- Born: November 26, 1905 Providence, Rhode Island, U.S
- Died: July 23, 1998 (aged 92)
- Title: Founder and Chairman of Swagelok Company
- Spouse: Alice Lennon (d. 1995)
- Children: 2

= Fred A. Lennon =

American businessperson (1905–1998)

Fred A. Lennon (November 26, 1905 - July 23, 1998) was an American industrial fittings manufacturer and philanthropist. He was the founder and chairman of Swagelok Company.

Known for avoiding attention, Forbes magazine once described him as "the shiest billionaire".

== Early life and career ==
Fred Lennon was born in Providence, Rhode Island, to Patrick and Catherine Lennon, as the youngest of their nine children. By the age of 42, he was living with his wife in an apartment in Cleveland, Ohio, when he borrowed US $500 from his wife's uncle to buy The Crawford Fitting Company, later renamed the Swagelok Company. Running the small business from his kitchen, he bought out his partner, Cullen B. Crawford and for the Swagelok Tube Fitting, a revolutionary two-ferrule compression-type fitting for fluid handling systems.

== Business leadership ==
Moving the company to Solon, Ohio, it steadily expanded into a large, international manufacturing corporation. Under Lennon's leadership, Swagelok gradually became a Fortune 500 Privately Held Company, producing thousands of products, and holding over US$1 billion in assets and employing a staff of 3,000. In leading the company for over 50 years, Lennon never missed a day of work.

As part of Swagelok's 50th Anniversary in 1997, Lennon rented out the Rock n Roll Hall of Fame and Science Center for all Swagelok employees and their families.

== Personal life ==

Lennon was an enthusiastic supporter of private business interests and an active member and donor to the Republican Party. He counted among his personal friends former President Ronald Reagan and former Ohio Governor George Voinovich (he helped both with their election campaigns). Though playing a public role, he preferred to stay a private man, generally preferring to stay out of the limelight whenever possible. He lived with his wife, Alice, and their two children in Hunting Valley, Ohio.

== Philanthropy ==

Lennon was active in, and contributed to, a variety of charitable and nonprofit organizations in Ohio.

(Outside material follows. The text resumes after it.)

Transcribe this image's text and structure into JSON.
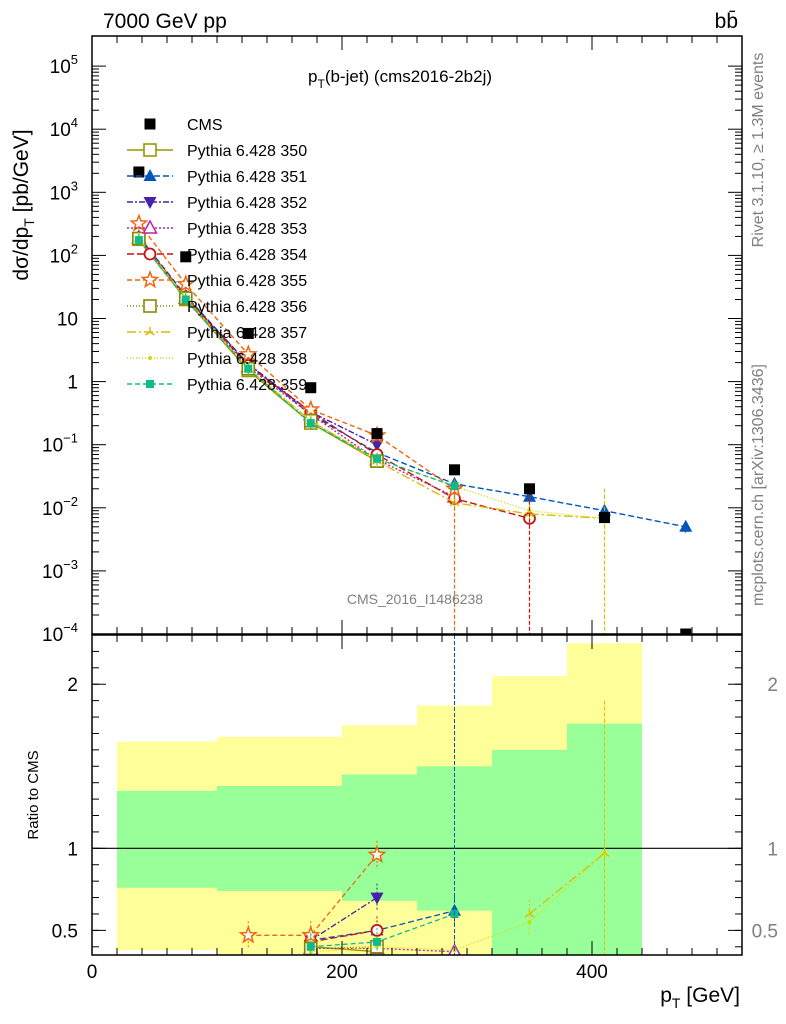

He was a founder and chairman of The Ashbrook Center for Public Affairs at Ashland University, and president of Gilmour Academy in Gates Mills. He created the Fred A. Lennon Foundation, which between its establishment in 1965 and its dissolution in 1995, donated millions to a variety of schools, nonprofit foundations and charities. Following his death in 1998, The Fred A. Lennon Charitable Trust was created to honor him posthumously, and has continued to fund and assist schools and charities in the region.